Does it feel familiar? When we brainstorm we usually chart graphs of related concepts e.g. blueberry -> pie -> apple.

og_kalu · 2024-02-26T18:41:55 1708972915

>What's actually happening is that by asking a model to generate more tokens, it increases the amount of information it has learnt to be present in its context block.

I'm not saying this isn't part of it but even if it's just dummy tokens without any new information, it works.

https://arxiv.org/abs/2310.02226

p1esk · 2024-02-26T00:18:57 1708906737

It’s not clear that more tokens are better.

og_kalu · 2024-02-26T01:02:15 1708909335

I think it's pretty clear

https://arxiv.org/abs/2310.02226

I mean, i can imagine you wouldn't always need the extra compute.

p1esk · 2024-02-26T02:22:06 1708914126

This paper is a great illustration of how little is understood about this question. They discovered that appending dummy tokens (ignored during both training and inference) improves performance somehow. Don’t confuse their guess as to why this might be happening with actual understanding. But in any case, this phenomenon has little to do with increasing the size of the prompt using meaningful tokens. We still have no clue if it helps or not.

og_kalu · 2024-02-26T03:36:51 1708918611

I just found this paper i read a while ago. Doesn't this answer the question ?

The Impact of Reasoning Step Length on Large Language Models - https://arxiv.org/abs/2401.04925

>They discovered that appending dummy tokens (ignored during both training and inference) improves performance somehow. Don’t confuse their guess as to why this might be happening with actual understanding.

More tokens is more compute time for the model to utilize, that is completely true.

What they guess is that the model can utilize the extra compute for better predictions even if there's no extra information to accompany this extra "thinking time".

p1esk · 2024-02-26T05:11:00 1708924260

Yes, more tokens means doing more compute, that much is true. The question is whether this extra compute helps or hurts. This question is yet to be answered, as far as I know. I tend to make my GPT-4 questions quite verbose, hoping it helps.

This is completely orthogonal to CoT, which is simply a better prompt - it probably causes some sort of better pattern matching (again very poorly understood).

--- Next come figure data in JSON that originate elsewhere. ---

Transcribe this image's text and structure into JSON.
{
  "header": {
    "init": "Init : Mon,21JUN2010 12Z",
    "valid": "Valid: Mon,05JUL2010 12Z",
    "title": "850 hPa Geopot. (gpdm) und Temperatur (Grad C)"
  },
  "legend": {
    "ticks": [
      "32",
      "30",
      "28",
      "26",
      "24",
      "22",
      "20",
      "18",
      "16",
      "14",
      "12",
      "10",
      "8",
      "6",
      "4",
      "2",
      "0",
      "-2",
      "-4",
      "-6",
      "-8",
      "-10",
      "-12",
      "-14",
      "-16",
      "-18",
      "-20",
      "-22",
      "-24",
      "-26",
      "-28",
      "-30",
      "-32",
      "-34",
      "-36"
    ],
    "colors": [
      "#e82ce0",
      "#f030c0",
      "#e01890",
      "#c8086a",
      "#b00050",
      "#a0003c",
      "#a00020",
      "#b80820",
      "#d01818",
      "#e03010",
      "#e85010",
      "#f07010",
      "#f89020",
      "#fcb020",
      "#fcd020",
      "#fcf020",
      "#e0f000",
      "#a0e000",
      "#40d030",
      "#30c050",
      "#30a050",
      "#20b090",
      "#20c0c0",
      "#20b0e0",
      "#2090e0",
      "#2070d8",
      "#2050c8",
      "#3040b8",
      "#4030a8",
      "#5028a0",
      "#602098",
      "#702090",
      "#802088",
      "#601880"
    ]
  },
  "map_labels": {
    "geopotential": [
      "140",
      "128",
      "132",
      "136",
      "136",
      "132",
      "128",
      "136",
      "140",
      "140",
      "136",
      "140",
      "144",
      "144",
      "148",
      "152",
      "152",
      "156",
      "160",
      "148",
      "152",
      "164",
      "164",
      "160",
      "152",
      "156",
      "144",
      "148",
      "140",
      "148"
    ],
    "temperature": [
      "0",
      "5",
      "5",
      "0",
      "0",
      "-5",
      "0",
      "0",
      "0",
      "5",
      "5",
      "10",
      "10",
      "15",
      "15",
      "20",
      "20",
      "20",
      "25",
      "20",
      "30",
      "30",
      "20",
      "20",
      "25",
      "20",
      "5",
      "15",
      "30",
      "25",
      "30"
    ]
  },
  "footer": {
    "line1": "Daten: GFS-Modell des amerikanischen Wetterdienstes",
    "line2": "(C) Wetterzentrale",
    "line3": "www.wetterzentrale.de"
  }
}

og_kalu · 2024-02-26T05:33:20 1708925600

>The question is whether this extra compute helps or hurts.

I've linked 2 papers now that show very clearly the extra compute helps. I honestly don't understand what else it is you're looking for.

>This is completely orthogonal to CoT, which is simply a better prompt - it probably causes some sort of better pattern matching (again very poorly understood).

That paper specifically dives in on the effect of the length of the CoT prompt. It makes little sense to say - "oh it's just the better prompt" when Cot prompts with more tokens perform better than the shorter ones even when the shorter ones contain the same information. There is also the clear correlation with task difficulty and length.

p1esk · 2024-02-26T20:28:11 1708979291

Yes, the CoT paper does provide some evidence that a more verbose prompt works better. Thank you for pointing me to it.

Though I still don’t quite understand what is going on in the dummy tokens paper - what is “computation width” and why would it provide any benefit?

frannyg · 2024-02-26T19:08:14 1708974494

So "compute" includes just having more data ... that can also be "ignored"/ "skipped" for whatever reasons (e.g. weights), ok.

razodactyl · 2024-02-26T13:22:08 1708953728

I have a theory that the results are actually a side effect of having the information in a different area of the context block.

Models can be sensitive to the location of a needle in the haystack of its input block.

It's why there are models which are great at single turn conversation but can't hold a conversation past that without multi-turn training.

You can even corrupt the outputs by pushing past the number of turns / show the model data in a form it hasn't really seen before.

p1esk · 2024-02-26T20:44:11 1708980251

Models can be sensitive to the location of a needle in the haystack of its input block.

But only if we use some sort of attention optimization. For the quadratic attention algo it shouldn’t matter where the needle is, right?